Stress – An Overview
When you experience an emotional or physical instance of stress, such as physical pain, a deadline you need to meet or even being stuck in a traffic jam, your body tries to relieve this feeling as quickly as possible, the same way it has for thousands of years – by releasing your stress hormones, epinephrine and cortisol.
In cave-man times, instances of stress may have included being stalked by a wild animal or hunting for your dinner. Your body relied on these stress hormones in order to be able to run faster from danger, or exert the physical actions needed to hunt your prey.
Although these days our stress triggers are very different, our body still reacts in the same way.
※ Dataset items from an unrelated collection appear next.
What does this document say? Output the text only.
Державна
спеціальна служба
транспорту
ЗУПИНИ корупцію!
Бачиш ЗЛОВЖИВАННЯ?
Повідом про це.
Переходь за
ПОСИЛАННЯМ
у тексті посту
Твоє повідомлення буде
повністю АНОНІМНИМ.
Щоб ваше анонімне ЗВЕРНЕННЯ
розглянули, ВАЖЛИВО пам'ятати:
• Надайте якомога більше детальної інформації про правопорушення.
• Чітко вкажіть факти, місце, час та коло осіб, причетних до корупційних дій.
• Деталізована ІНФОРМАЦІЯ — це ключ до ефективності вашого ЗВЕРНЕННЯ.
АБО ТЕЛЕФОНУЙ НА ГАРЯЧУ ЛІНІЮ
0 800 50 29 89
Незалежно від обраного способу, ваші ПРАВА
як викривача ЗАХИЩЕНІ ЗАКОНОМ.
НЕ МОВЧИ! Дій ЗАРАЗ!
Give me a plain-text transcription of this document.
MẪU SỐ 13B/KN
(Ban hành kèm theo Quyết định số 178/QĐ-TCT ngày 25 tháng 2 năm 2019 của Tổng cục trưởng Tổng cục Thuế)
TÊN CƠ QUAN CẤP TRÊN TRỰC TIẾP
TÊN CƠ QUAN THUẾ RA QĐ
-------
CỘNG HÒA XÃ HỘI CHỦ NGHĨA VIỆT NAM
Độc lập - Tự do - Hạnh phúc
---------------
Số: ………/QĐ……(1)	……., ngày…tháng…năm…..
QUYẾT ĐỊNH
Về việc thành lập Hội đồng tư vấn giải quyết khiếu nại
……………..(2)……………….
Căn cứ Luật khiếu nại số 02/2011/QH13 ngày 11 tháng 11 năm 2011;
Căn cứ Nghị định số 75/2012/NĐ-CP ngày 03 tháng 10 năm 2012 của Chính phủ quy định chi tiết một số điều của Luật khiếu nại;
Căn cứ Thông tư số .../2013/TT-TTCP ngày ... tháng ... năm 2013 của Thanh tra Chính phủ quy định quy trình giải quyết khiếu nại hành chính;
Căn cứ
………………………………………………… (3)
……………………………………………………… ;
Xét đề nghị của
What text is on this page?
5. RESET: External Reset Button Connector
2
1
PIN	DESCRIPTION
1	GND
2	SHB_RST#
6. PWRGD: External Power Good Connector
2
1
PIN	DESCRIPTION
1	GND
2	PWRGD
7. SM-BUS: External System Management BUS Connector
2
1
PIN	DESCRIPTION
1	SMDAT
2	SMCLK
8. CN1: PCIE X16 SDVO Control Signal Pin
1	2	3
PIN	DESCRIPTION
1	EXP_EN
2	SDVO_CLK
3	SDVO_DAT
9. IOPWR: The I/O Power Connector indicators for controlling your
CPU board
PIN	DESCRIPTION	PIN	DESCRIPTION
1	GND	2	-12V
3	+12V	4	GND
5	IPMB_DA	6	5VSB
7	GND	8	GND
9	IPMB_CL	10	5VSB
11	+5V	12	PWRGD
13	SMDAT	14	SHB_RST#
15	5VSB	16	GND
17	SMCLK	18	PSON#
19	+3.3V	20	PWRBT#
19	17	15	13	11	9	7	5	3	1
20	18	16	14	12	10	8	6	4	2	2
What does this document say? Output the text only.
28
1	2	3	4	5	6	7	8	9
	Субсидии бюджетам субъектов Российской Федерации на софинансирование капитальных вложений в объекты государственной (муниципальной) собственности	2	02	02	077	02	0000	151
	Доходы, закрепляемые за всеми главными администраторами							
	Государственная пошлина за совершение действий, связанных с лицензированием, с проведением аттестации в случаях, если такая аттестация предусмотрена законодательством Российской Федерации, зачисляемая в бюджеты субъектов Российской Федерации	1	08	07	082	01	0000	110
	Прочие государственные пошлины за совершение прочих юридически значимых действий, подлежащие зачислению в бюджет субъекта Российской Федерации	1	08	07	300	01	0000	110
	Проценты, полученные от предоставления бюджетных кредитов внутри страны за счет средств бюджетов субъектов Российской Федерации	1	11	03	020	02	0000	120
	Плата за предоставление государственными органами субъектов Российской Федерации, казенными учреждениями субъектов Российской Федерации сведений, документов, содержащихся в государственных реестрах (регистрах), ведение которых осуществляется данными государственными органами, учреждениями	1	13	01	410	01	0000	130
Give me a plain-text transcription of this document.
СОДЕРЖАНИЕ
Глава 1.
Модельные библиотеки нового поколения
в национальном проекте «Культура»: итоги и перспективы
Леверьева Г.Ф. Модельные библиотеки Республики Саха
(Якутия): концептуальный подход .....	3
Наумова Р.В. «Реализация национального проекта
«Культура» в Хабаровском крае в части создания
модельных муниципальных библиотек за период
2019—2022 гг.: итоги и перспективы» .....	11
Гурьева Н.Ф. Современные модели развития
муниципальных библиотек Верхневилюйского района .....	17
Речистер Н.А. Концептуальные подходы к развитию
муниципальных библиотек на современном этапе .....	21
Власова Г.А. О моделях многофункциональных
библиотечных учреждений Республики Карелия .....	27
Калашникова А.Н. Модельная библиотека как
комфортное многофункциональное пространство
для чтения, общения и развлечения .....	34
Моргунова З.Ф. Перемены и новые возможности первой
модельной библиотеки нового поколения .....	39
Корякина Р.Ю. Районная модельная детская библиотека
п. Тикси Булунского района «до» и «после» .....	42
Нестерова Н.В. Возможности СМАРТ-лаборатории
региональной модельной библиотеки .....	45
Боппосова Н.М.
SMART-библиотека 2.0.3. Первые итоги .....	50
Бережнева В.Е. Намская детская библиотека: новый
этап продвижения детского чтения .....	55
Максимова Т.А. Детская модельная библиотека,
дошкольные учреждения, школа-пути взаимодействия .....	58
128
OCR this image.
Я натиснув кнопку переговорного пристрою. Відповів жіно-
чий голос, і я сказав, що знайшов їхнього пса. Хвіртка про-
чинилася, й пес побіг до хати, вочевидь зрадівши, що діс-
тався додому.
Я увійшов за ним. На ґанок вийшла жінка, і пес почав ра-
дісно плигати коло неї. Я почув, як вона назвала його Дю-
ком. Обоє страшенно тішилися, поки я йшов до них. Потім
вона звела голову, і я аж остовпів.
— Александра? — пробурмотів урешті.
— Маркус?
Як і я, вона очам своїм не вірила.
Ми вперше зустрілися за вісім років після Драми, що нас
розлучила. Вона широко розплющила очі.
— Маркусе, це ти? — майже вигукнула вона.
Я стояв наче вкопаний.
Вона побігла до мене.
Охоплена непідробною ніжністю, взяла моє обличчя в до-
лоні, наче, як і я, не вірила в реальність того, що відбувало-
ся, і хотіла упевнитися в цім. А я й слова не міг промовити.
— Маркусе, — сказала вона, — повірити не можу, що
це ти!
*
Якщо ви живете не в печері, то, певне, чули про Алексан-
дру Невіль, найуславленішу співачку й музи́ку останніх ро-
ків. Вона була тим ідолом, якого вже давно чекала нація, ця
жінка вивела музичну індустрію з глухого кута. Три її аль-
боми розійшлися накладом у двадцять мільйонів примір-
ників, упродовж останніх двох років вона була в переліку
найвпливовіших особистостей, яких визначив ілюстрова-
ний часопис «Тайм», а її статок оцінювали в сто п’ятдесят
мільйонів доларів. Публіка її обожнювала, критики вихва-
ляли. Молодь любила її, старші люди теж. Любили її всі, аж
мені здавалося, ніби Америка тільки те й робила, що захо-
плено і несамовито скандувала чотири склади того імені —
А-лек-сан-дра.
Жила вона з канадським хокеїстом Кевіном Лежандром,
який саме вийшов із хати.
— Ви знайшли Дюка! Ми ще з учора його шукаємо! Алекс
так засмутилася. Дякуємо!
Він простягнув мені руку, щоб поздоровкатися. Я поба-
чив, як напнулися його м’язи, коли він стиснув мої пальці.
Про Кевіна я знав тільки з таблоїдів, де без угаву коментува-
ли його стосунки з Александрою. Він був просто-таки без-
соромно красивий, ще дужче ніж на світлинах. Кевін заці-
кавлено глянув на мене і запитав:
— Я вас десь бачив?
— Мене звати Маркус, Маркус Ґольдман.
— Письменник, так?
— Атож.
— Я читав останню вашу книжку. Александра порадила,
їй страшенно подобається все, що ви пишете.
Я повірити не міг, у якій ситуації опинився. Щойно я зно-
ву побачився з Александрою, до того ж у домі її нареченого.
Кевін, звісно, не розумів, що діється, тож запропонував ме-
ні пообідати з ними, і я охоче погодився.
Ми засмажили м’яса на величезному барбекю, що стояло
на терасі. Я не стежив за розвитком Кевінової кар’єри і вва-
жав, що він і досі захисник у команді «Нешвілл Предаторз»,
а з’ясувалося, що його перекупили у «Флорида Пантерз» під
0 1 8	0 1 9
This means that when you’re stuck in a stressful traffic jam on your way to an important meeting (that you’re already running late for), your body is still releasing excess cortisol and epinephrine to help you cope.
This excess release of stress hormones in the body can in turn affect our heart health, ability to sleep effectively, metabolism and more.
Heart Health
When your body releases excess stress hormones, your heart responds by working harder in order to sustain you through this period of stress.
Research has shown that women who experience prolonged periods of stress in the workplace are 40 per cent more likely to experience heart health problems[2].
Nutrient Deficiencies
Stress can also create nutrient deficiencies in the body. This is because when our body is trying to release stress hormones in order to control our stress and anxiety levels, it requires minerals and other nutrients in order to stimulate and calm the body.
One antioxidant in our body that is particularly vulnerable is Ubiquinol, the active (more readily absorbed) form of CoQ10. Our natural levels of ubiquinol decline as we age, but chronic stress accelerates this process. As there are many benefits of Ubiquinol, from energy production to heart health and exercise recovery, it is important to ensure that you are receiving your recommended daily intake.
If you find yourself particularly stressed, it is worth considering how Ubiquinol supplementation could make you feel both in terms of your energy levels and your heart health.
Stress – Methods for Coping
Stress is a part of everyday life, which means that effective methods of stress management should become a part of your everyday life as well.
You may have heard the saying “everyone should meditate for 10 minutes per day. Unless you’re too busy, in which case you should meditate for 30”.
Daily meditation and mindfulness has been shown in research to increase feelings of happiness in as little as seven weeks. [3]
Even simple tasks such as taking thirty minutes to walk every day, or complete a form of exercise, can be extremely effective at decreasing stress levels.
Whatever healthy solution works for you, from five minutes of ‘quiet time’ to taking a short walk on your lunch break, there’s no question that taking time to decrease your stress levels can have immense benefits for overall health.
References:
[1] Stress and wellbeing in Australia survey 2015
[2] Slopen N, Glynn RJ, Buring JE, Lewis TT, Williams DR, Albert MA (2012) Job Strain, Job Insecurity, and Incident Cardiovascular Disease in the Women’s Health Study: Results from a 10-Year Prospective Study. PLoS ONE 7(7): e40512. doi:10.1371/journal.pone.0040512
[3] J Pers Soc Psychol. 2008 Nov; 95(5): 1045–1062.